Много было чего Вовке на это ответить, да такими словами, за которые точно могут всыпать, так что осталось только молчать и глядеть исподлобья, как брат куражится. Спорить с мелким вечно не хватало слов и терпения, особенно, когда он вот так начинал изводить.

Злость с обидой росли, разливаясь в груди горечью и заставляя кулаки сжиматься. Под босой ступней удачно оказался комочек засохшей земли размером с яблоко, и теперь удобно было его ногой незаметно отколупать.

— Ах, папа так сказал? — Вовка сложил на груди руки и прищурился. — А тебе не за что всыпать?

— А мне за что?

— Да уж найдется!

Брат покраснел, и ехидная улыбочка с его лица стерлась. Взгляд сделался обиженный, явно он не ожидал, что в эту игру можно играть вдвоем.

— Тебе всыпет, тебе! — рассердился он. — Тебе, а не мне! Дурак!

Кусок сухой грязи наконец поддался, Вовка наклонился, будто нашел чего интересного у самых ног, незаметно поднял свой снаряд и с размаху метнул его брату в рожу. Тот взвизгнул по-девчачьи, но увернулся, шмыгнул внутрь комнаты и оттуда, из укрытия, противно заныл:

— Расскажу-у, всё папе расскажу! Что ты камнем кинул расскажу! Чуть окно не разбил! Выдерет тебя-я…

Вовка часто мечтал, как бы брата куда-нибудь деть — так было бы хорошо совсем без него. Вот если бы сдать его обратно в тот магазин, в котором взрослые берут детей! Он даже однажды заговорил об этом с отцом — ведь можно вернуть вещь, которая тебе не нужна, или хотя бы отдать в комиссионку, вот бы и брата так? Конечно, много денег за него не дадут, но всё же…

Папа поглядел тогда на Вовку поверх очков, потрогал свои усы и сказал, что вернуть брата не получится — Ромку брала мама, и без неё сдать его назад нельзя, к тому же, он уже не новый.
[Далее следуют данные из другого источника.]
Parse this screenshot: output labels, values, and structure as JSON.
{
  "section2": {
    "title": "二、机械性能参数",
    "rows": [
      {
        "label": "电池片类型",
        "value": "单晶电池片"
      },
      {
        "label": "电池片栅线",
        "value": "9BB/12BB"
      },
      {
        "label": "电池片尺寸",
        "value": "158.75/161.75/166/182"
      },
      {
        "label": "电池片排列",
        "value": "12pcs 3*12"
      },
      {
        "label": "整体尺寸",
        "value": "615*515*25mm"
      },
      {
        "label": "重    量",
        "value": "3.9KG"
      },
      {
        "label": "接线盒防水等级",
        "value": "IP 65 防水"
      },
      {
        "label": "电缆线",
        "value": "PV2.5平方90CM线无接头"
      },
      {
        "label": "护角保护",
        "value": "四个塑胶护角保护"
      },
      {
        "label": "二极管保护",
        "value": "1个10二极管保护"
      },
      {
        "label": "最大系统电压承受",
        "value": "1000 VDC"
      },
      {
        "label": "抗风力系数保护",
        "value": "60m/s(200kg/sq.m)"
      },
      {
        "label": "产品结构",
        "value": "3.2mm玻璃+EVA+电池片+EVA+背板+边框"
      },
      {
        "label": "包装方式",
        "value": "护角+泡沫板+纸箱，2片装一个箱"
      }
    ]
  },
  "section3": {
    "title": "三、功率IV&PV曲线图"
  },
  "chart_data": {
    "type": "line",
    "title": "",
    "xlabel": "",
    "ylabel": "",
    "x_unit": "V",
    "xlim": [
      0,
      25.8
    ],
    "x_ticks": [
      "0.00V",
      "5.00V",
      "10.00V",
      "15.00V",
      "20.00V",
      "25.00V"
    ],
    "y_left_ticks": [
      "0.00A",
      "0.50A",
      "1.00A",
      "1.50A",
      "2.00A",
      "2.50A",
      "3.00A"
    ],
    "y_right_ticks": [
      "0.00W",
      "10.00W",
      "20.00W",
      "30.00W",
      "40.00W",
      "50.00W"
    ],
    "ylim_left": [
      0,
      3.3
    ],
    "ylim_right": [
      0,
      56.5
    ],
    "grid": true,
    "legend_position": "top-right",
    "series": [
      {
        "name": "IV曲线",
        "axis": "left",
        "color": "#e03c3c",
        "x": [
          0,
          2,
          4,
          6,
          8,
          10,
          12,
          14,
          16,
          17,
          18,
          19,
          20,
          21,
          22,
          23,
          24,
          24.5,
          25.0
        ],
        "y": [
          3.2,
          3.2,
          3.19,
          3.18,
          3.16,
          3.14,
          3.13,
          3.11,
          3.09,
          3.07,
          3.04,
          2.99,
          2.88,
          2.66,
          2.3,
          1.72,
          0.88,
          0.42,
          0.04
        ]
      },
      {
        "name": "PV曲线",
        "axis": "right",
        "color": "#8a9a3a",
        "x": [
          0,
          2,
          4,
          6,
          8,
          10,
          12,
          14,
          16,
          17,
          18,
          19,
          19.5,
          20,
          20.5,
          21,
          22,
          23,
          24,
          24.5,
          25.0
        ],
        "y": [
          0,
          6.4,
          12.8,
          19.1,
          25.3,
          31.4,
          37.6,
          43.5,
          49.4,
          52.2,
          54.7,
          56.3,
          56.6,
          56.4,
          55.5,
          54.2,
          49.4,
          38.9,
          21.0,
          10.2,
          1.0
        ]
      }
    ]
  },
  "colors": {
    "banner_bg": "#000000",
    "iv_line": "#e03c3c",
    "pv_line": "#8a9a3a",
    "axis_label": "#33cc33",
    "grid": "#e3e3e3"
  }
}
Это было понятно, хоть и обидно.

— А если его в детдом отдать? Ведь в детдом можно? — с надеждой спросил Вовка.

— Мы никого в детдом отдавать не будем. — Ответил папа. — Выкинь это из головы!

Отец сказал «нет», значит нет. Спорить с ним было без толку. Оставался, правда, ещё один маленький шанс:

— А, может быть, Ромка совсем и не наш? — не сдавался Вовка, — чего он такой вредный? И волосы у него рыжие, а у нас светлые? И глаза у него не наши, и уши! И…

— Он наш! — отрезал папа. — Хватит. Учись с ним ладить.

Больше Вовка этот вопрос не поднимал, но ведь помечтать-то было можно. В его фантазиях противного брата то крали цыгане, то меняли в магазине на велосипед, то забирала к себе баба Зина с крайнего дома, давая взамен щенка. Словом, верило сердце в чудо.

Дома тоже было жарко. Вовка сунул карасей в холодильник, кое-как подмёл с пола землю, ссыпал её с совка за окно. Погонял по избе мух. Вымыл ноги.

Брат сидел на печи и гримасничал:

— Вы-ыдерет, — тянул он гаденько, — за то, что табак у него воруешь. Я расскажу!

— Расскажи. — Буркнул Вовка.

— И расскажу!

Вовка смахнул тряпкой крошки со стола и стал расставлять тарелки — скоро отец должен был прийти на обед.

— Расскажу, как ты морковку керосином полил, чтобы не полоть! — не унимался брат.

— Ну, расскажи. — Вовку, казалось, ни чем было не пронять.

Брат завозился недовольно на печке, слез и ходил теперь за старшим по пятам, как приклеенный: Вовка во двор, воды из колодца принести, и он следом; Вовка в сенки, молока про кружкам разлить, и брат туда же. Ходит хвостом и дразнится:

— Расскажу, как ты простыню на куски порвал, чтоб гамак сплести! Расскажу, как траву поджёг и чуть пристройку не спалил!

— Ну, и расскажи!

— И расскажу! Сам к пруду ушел, а меня запер! — заныл брат. — Папе расскажу…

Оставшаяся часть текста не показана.